Os servidores da saúde de Mato Grosso aprovaram indicativo de greve, que tem previsão de inicio para dia 15 de março. A aprovação ocorreu em assembleia da categoria realizada nesta quinta-feira (26). A medida acompanha a mobilização da Confederação Nacional dos Trabalhadores em Educação (CNTE), que também possui indicativo de greve para a mesma data e pauta de reivindicações semelhantes.
Segundo o presidente do Sindicato dos Servidores Públicos da Saúde e do Meio Ambiente de Mato Grosso (Sisma/MT), Oscarlino Alves, a decisão tem como estopim o déficit no orçamento da Secretaria de Estado de Saúde (SES), que começa 2017 com R$ 600 milhões a menos em relação ao ano passado.

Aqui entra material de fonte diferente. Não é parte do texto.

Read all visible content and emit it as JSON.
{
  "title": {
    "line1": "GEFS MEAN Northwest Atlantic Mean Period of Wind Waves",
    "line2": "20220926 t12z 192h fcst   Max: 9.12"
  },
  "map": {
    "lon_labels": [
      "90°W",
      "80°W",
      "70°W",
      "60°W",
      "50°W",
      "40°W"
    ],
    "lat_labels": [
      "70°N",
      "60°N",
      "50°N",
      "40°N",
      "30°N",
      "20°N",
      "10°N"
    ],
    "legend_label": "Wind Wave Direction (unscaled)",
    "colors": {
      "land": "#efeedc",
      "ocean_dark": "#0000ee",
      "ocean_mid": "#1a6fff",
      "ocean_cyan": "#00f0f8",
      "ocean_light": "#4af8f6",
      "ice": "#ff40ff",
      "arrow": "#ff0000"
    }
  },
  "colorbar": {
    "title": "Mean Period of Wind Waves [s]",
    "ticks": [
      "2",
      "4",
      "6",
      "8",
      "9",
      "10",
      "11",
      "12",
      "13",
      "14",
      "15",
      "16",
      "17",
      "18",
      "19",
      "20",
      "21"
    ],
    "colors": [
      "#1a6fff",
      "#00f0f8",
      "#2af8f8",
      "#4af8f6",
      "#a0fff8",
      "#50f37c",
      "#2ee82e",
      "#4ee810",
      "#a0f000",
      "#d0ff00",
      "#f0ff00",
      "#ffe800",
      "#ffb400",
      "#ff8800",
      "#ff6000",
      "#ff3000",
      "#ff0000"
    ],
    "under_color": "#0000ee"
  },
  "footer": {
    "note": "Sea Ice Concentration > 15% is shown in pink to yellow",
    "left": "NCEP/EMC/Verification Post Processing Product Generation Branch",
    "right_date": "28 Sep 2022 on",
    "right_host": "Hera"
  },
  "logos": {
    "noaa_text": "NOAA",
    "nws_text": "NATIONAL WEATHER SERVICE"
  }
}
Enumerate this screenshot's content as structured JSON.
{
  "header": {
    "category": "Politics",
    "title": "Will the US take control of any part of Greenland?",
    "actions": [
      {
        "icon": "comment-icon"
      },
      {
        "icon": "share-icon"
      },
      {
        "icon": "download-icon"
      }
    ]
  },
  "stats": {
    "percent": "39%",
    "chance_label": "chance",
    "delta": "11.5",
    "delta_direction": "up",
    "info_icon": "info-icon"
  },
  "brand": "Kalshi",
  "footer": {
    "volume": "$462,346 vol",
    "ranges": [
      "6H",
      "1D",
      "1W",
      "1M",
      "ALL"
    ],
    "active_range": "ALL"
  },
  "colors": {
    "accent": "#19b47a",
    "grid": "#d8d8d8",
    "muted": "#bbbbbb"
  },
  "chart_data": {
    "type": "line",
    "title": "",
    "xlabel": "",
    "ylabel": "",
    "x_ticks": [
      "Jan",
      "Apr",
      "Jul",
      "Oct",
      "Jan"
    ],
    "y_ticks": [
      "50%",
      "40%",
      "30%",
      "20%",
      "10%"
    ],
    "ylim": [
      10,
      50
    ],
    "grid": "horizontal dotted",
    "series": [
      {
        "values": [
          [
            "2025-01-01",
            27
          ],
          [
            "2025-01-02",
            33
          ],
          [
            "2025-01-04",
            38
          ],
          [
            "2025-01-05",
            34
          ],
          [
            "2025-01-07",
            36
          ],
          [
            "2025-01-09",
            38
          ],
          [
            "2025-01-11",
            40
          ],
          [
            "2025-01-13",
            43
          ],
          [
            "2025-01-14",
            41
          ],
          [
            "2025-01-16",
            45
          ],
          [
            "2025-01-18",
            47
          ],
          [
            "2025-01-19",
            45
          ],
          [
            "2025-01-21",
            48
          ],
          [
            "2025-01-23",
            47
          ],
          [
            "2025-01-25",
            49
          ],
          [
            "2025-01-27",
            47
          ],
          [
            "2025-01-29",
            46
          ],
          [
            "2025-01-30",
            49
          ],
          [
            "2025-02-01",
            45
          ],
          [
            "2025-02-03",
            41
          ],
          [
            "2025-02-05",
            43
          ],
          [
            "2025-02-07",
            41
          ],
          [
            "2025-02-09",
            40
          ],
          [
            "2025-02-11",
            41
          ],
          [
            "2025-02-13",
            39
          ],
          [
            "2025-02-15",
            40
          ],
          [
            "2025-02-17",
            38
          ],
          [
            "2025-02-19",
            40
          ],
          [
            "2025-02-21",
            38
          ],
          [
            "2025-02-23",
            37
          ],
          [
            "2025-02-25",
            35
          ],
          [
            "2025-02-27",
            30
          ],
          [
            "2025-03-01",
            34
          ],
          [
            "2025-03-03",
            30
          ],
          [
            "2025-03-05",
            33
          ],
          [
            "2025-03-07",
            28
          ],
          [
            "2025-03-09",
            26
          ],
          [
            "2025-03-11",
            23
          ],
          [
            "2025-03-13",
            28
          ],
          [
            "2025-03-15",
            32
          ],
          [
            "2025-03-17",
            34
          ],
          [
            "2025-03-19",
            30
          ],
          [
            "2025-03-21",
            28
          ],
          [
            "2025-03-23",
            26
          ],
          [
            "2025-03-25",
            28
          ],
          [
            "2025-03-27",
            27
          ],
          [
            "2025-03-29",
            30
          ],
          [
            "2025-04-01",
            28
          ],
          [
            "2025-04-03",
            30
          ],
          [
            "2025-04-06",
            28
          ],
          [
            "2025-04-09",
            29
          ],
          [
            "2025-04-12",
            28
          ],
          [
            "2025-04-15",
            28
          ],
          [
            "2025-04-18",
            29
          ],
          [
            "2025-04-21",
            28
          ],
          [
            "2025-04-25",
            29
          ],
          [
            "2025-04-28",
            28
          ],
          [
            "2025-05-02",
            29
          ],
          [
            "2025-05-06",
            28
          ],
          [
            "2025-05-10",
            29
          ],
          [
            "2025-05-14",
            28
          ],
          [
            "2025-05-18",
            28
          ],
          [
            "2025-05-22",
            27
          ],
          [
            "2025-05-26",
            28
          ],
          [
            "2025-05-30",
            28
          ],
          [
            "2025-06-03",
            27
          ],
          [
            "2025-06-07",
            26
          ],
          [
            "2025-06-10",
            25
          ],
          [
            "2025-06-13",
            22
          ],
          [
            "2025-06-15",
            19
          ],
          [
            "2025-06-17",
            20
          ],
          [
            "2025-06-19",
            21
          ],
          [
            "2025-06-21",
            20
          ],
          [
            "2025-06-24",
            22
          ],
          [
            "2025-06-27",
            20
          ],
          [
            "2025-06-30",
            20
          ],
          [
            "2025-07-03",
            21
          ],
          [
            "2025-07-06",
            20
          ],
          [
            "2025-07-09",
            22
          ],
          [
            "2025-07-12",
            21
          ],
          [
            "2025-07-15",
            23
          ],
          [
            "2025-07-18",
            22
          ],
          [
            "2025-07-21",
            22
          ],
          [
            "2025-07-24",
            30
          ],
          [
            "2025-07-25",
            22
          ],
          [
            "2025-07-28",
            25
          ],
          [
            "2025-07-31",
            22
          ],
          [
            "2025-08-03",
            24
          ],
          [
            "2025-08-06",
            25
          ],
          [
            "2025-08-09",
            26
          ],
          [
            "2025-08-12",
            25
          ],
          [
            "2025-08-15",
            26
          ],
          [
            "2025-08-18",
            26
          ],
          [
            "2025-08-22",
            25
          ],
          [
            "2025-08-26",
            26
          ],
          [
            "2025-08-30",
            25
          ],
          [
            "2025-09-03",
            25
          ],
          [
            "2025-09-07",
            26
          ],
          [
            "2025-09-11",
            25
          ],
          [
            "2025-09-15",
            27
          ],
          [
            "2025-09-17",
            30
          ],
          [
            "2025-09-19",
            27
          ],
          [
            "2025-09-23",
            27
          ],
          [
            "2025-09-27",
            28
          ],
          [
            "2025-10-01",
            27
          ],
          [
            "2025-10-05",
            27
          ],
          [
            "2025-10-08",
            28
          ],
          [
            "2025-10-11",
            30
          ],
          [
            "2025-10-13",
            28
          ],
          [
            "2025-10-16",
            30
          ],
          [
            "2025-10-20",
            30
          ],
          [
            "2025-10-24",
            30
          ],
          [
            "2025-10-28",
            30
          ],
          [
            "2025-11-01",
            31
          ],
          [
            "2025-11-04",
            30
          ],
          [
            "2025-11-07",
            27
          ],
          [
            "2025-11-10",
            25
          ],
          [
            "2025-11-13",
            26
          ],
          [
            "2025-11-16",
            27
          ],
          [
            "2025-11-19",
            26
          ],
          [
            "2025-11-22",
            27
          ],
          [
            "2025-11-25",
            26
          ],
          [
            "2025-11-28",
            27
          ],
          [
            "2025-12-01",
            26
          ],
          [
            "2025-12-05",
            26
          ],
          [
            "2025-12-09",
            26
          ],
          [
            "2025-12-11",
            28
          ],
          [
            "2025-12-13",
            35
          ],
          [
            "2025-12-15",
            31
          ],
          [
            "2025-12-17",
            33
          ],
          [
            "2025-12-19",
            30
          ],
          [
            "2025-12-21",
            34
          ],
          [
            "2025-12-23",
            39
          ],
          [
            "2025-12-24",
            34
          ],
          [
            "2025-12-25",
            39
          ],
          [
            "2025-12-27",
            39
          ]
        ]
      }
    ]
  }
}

O movimento grevista também é contra as "imposições" do governo, que não estaria dialogando com a categoria, ameaça cortar de ponto no exercício, não cumpre acordo com a categoria, homologado na Justiça, que cobra concurso público – o último foi realizado há 15 anos -, dentre outras imposições.
Para Oscarlino Alves, é uma decisão que requer muita reflexão e responsabilidade e vem de encontro com a forma que está sendo gerido o Estado. “Não há qualquer abertura de dialogo, embora tenham sido feitas dezenas de solicitações. O ano de 2017 começou com várias unidades de saúde fechadas. Todas têm em comum a falta de insumo, estrutura física sucateada e servidores descontentes e doentes.
De acordo com o Sisma/MT, as unidades que começaram o ano fechadas são: o Centro de Reabilitação Dom Aquino Correa (CRIDAC), Centro Estadual de Odontologia para Pacientes Especiais (CEOPE), Farmácia de Alto Custo e o Serviço de Atendimento Móvel de Urgência (Samu).
A decisão por uma paralisação é uma medida extrema, segundo Oscarlino, mas que é de suma importância, pois “demonstra de forma clara e objetiva todas as mazelas que vem passando a população e os servidores públicos mato-grossenses”, afirmou.